В доме, который Малькольм Мак-Триггер и его брат Дональд построили из бревен, в комнате, окна которой выходили прямо на Смотрителя, Маретт снимала для Джима Кента покровы тайны с последних загадок. Она тоже переживала час своего торжества. Губы се были алыми и теплыми от прилива радости и счастья, принесенных сюда любовью Кента.
Лицо ее было подобно цветам дикого шиповника, которые Кент постоянно видел у себя под ногами, пробираясь весь день сквозь его цепкие и колючие заросли. Ибо в этот час ее мир вернулся к ней и распростерся у ее ног. Она сидела, откинувшись в большом, покрытом одеялами и подушками кресле, которое служило ей ложем болезни в течение многих дней, и священное содержимое заплечного мешка Кента лежало у нее на коленях.
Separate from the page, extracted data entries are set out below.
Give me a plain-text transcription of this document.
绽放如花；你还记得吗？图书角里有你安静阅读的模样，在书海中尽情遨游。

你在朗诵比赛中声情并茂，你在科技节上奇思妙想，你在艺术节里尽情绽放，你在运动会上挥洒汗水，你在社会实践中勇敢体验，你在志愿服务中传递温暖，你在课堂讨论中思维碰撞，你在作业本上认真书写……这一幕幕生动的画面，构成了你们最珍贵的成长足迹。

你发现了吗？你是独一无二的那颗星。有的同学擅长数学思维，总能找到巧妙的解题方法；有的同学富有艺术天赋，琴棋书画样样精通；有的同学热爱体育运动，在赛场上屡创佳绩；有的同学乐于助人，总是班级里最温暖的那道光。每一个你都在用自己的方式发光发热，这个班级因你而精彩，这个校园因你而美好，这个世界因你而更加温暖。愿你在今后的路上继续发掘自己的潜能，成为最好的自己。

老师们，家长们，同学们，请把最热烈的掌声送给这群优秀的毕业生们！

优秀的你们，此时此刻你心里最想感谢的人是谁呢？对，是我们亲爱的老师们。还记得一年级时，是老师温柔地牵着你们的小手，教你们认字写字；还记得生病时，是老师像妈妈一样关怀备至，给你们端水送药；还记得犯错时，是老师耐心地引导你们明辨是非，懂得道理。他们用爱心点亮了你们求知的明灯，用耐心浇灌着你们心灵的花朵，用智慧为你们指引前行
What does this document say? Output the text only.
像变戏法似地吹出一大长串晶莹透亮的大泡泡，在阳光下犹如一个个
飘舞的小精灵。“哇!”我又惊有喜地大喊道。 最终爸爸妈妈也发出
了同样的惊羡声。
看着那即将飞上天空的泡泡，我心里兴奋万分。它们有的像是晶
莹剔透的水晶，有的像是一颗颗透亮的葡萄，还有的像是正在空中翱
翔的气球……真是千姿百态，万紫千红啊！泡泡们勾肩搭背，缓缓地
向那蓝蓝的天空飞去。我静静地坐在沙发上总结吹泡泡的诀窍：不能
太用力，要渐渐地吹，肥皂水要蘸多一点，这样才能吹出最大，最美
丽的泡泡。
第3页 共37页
Поток живительных сил вновь заструился в ее теле, и в то время, когда Малькольм Мак-Триггер и его жена бродили под звездами, Кент с изумлением наблюдал за чудом превращения. Маретт вручила ему небольшой сверток, и пока Кент разворачивал его, она подняла обе руки к голове и распустила волосы так, что они рассыпались вокруг нее в сверкающем беспорядке.
Кент, развернув последний слой оберточной бумаги, обнаружил у себя в руках длинную прядь волос.
— Видишь, Джимс, они быстро отросли с тех пор, как я отрезала их той ночью!
Маретт слегка наклонилась к нему, разведя волосы тонкими белыми пальцами так, что он снова увидел то место, где волосы были выстрижены в ночь смерти Кедсти.
И затем она сказала:
— Возьми эту прядь па память, Джимс, если хочешь, потому что я срезала ее с головы после того, как оставила тебя в комнате внизу, и когда ты… почти поверил… в то, что я убила Кедсти. На самом же деле там было вот это…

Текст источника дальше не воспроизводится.